KinectSensor sensor = KinectSensor.GetDefault(); AudioSource audioSource = sensor.AudioSource; sensor.Open(); IReadOnlyList<AudioBeam> audioBeamList = audioSource.AudioBeams; System.IO.Stream stream = audioBeamList[0].OpenInputStream(); KinectAudioStream audioStream = new KinectAudioStream(stream); BingSpeechClient client = new BingSpeechClient(audioStream);

when I call the client.RecognizeAsync(input, cts.Token).ConfigureAwait(false); and throw a exception, message is Audio format could not be parsed.

Kinect v2 audio stream is 16KHz 32bit, and I use a kinectAudioStream class convert to 16bit

LGinC commented 6 years ago

I want to complete Automated Speech Recognition(ASR) , like the Speech Basics Sample in Kinect SDK v2. I just need to speech rather than speech after click a start record button. By the way, the Speech Basics Sample use Microsoft Speech Recognizer, but I want to Bing Speech or other Speech Recognizer.

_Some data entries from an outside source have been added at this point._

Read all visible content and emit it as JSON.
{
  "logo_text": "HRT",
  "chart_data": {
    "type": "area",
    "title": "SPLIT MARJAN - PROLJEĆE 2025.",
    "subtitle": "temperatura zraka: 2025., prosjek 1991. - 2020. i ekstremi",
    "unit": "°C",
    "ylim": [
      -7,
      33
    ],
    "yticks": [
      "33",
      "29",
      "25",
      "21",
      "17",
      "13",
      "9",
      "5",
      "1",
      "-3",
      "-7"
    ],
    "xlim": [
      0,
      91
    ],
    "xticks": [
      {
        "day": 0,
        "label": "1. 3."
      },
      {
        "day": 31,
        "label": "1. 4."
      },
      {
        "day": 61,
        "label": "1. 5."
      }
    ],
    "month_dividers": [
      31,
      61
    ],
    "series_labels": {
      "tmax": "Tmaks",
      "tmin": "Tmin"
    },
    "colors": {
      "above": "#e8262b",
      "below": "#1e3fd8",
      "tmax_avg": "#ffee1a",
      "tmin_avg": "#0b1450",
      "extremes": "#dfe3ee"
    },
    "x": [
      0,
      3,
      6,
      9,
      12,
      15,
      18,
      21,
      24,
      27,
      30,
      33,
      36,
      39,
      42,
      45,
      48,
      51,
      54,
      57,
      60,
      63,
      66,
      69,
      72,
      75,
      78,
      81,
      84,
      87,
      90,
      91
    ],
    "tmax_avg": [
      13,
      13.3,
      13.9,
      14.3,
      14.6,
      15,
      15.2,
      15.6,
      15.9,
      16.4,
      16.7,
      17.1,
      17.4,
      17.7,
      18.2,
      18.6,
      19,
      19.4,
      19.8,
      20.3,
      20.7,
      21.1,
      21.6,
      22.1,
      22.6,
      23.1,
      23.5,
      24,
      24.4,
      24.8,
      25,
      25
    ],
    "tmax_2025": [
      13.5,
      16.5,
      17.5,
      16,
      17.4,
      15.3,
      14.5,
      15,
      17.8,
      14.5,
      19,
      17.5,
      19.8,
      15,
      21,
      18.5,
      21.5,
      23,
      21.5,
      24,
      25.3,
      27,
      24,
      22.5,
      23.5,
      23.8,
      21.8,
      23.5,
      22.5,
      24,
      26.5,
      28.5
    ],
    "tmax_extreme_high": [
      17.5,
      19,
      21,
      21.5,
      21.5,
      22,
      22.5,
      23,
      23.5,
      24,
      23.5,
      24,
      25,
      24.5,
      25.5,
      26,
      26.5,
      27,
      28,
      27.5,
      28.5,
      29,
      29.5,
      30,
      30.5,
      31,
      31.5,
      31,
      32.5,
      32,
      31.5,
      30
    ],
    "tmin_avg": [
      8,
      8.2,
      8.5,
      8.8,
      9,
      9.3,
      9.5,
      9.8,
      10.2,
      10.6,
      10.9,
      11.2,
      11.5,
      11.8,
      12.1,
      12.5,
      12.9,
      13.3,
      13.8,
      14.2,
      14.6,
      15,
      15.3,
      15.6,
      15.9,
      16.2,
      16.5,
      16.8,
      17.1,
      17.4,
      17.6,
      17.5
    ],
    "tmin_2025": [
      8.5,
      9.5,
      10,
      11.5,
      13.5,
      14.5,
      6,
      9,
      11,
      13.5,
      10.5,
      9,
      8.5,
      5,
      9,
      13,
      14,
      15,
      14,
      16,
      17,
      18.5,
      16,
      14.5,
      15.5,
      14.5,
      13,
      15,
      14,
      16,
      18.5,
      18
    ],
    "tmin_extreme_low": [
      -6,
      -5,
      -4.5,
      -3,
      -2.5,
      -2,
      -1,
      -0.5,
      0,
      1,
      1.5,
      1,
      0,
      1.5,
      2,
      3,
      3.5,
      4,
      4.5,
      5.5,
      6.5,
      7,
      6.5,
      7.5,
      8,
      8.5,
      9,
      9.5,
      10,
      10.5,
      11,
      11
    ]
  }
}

wolfma61 commented 6 years ago

see issue https://github.com/Azure-Samples/Cognitive-Speech-STT-Windows/issues/37

not sure, related?

priyaravi20 commented 6 years ago

@LGinC - Has this been resolved for you?

zhouwangzw commented 6 years ago

I am closing this issue due to lack of response. Please open a new one if you still have issues.